Segundo o filosofo alemão Anselm Jappe,
autor do livro Guy Debord, isto se dá
devido ao fato de que sua obra como um todo é inaceitável para aqueles que
dominam a mídia, e, quando são divulgadas, suas ideias são banalizadas.
“Devemos lamentar essa desinformação?”, pergunta Jappe. “Quando li Marx pela
primeira vez fiquei surpreendido por não ter ouvido falar dele nas escolas. Quando
comecei a entender Marx, isso deixou de me surpreender.”
No caso de Debord, o entendimento de sua
teoria vai muito além da constatação de ser ele um expoente das vanguardas
artísticas, como os integrantes do seu grupo, A Internacional Situacionista,
que queria superar a própria arte através do detournement (desvio), ou mesmo da “teoria da deriva”, que se
tornou famosa e, inclusive, foi aplicada nas escolas de urbanismo em todo o
mundo. Detournement seria, então, um
procedimento utilizado na maioria de suas obras, inclusive em A Sociedade do Espetáculo, que
consistiria na utilização de imagens retiradas de filmes variados,
documentários históricos, spots publicitários, que são compartilhados por
textos lidos em off, dentro da concepção de que a arte tem um valor universal,
não cabendo a privatização de seus elementos por direitos autorais.
Seus filmes não eram comerciais, e tinham
claramente um sentido político. Por isso, seu amigo Lebovici, que editou a
maior parte de sua obra antes de ser assassinado misteriosamente, chegou,
inclusive, a comprar um pequeno cinema no bairro parisiense do Quartier Latin,
onde durante um tempo seriam exibidos somente filmes de Debord. Dentre muitas
experiências, inclusive com a realização de filmes sem imagens, destaca-se o
último de seus filmes: In girum imus
nocte et consumimur igni (Movemo-nos na noite sem saída e somos devorados
pelo fogo), polídromo latino que pode ser lido da mesma forma, da direita para
a esquerda.
Para compreendermos a teoria de Guy Debord
precisamos saber, preliminarmente, o que é, de fato, aquilo que chamamos de
Sociedade do Conhecimento, fruto da revolução tecnológica que tomou força a
partir dos anos 50, e que, grosso modo,
tem como principais características: I) a globalização das economias e dos
costumes, moldando um mundo cada vez mais igual, onde é reproduzindo o modus viventis da matriz ideológica — a
sociedade americana; II) rápidas mudanças tecnológicas, fazendo com que o tempo
útil da mercadoria seja cada vez menor, acentuando nela o seu valor de troca; III)
desmaterialização das mercadorias, onde o mercado dos intangíveis vai
substituindo o dos tangíveis, fazendo com que a imagem do produto tome o lugar
dele próprio, como objeto de consumo; e IV) customização dos produtos, onde o
consumo é cada vez mais dirigido, criando-se tribos definidas para este fim,
além, é claro, da estrema concorrência a nível global.

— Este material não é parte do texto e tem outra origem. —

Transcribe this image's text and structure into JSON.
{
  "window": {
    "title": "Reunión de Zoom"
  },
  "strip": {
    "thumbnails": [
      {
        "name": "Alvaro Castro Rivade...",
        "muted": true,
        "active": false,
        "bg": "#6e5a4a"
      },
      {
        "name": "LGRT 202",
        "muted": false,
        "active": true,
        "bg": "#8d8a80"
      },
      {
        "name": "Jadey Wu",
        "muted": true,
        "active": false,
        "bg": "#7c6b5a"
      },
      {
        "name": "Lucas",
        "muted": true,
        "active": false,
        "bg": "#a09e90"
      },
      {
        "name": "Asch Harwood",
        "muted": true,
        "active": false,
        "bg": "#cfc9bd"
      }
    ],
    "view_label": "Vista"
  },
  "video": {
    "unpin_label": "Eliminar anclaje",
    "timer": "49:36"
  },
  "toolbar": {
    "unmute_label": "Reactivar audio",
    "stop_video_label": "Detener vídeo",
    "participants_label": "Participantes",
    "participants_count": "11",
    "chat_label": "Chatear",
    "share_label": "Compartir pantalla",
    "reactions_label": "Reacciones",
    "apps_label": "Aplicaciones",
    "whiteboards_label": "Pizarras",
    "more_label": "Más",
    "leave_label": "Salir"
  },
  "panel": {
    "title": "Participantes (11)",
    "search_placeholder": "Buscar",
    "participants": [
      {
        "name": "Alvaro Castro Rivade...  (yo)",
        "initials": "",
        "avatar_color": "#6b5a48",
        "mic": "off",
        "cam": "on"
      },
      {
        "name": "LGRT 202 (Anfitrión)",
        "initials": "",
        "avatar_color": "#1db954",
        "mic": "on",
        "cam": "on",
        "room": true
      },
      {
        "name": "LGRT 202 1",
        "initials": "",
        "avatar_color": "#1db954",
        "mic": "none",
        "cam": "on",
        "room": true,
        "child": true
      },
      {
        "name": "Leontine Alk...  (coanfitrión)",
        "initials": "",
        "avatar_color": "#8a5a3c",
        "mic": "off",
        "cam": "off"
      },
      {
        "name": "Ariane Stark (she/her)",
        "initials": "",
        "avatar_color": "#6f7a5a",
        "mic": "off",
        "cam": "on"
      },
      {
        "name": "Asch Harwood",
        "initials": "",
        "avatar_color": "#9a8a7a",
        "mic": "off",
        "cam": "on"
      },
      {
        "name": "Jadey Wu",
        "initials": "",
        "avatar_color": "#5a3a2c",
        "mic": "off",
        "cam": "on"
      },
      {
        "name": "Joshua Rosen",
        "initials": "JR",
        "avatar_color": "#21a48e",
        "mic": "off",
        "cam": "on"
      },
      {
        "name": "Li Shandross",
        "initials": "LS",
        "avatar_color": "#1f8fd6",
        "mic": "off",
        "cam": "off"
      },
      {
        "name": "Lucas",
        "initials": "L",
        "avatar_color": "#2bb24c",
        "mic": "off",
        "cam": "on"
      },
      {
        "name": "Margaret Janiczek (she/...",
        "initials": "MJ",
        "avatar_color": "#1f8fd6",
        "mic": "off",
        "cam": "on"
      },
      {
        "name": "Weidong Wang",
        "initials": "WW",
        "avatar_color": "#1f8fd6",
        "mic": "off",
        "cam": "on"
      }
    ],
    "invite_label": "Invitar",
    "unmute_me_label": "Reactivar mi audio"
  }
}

Mas, o conceito de Sociedade do
Conhecimento, por si só, não é suficiente para que possamos ter uma compreensão
exata do mundo em que vivemos. Para isto teremos que utilizar outros conceitos,
mais específicos e menos abrangentes.
Ora, tornou-se um lugar comum dizer que
uma teoria tem caráter científico quando ela é demonstrável e pode ser aplicada
numa realidade universal. Num caso específico da filosofia, e da forma de se
observar a sociedade capitalista contemporânea, parece-me que as ideias
desenvolvidas por Debord em A Sociedade
do Espetáculo — e que é relatada através do filme do mesmo nome — podem ser
plenamente demonstráveis no mundo contemporâneo: ele nos diz que a mercadoria é
o nexo que estrutura a sociedade contemporânea, o mundo do presente-vivido, e
me parece que este é um conceito plenamente demonstrável, passível de levarmos
em consideração.
No espetáculo já não predominaria
simplesmente a produção mercantil, mas a imagem. A separação, ou alienação do
trabalho, consumada no âmbito da produção capitalista, retornaria como falsa
unidade no plano da imagem. O espetáculo seria a autonomização das imagens,
doravante contempladas passivamente por indivíduos que já não vivem em primeira
pessoa. Por isso, o espetáculo não seria simplesmente um conjunto de imagens,
um abuso do mundo visível, e sim um tipo particular de relação social entre
pessoas mediada por imagens. Tratar-se-ia, evidentemente, das relações de
produção capitalistas, radicadas na alienação do trabalho, isto é, na total
indiferença da produção em relação à vontade e ás necessidades dos produtores.
A contemplação passiva das imagens, que foram escolhidas por outros,
substituiria o vivido e próprio poder de determinar o futuro do indivíduo. O
espetáculo torna-se o capital concentrado a tal ponto que se transforma ele
próprio em imagem.
Debord se preocupava com a impossibilidade
do homem moderno encontrar sua plena existência num mundo de ampla oferta de
mercadorias. Em ultima instância, entendemos o pensamento de Marx como uma
constatação e uma crítica da redução de toda a vida humana, no capitalismo, ao
valor, isto é, à economia. Opondo-se a interpretação dos partidários de Marx,
que na sua geração, que viam a questão da exploração econômica como o mal maior
do capitalismo e, desta forma, propunham uma nova sociedade onde a economia
existiria mas não seria usada para a exploração de uma classe sobre a outra.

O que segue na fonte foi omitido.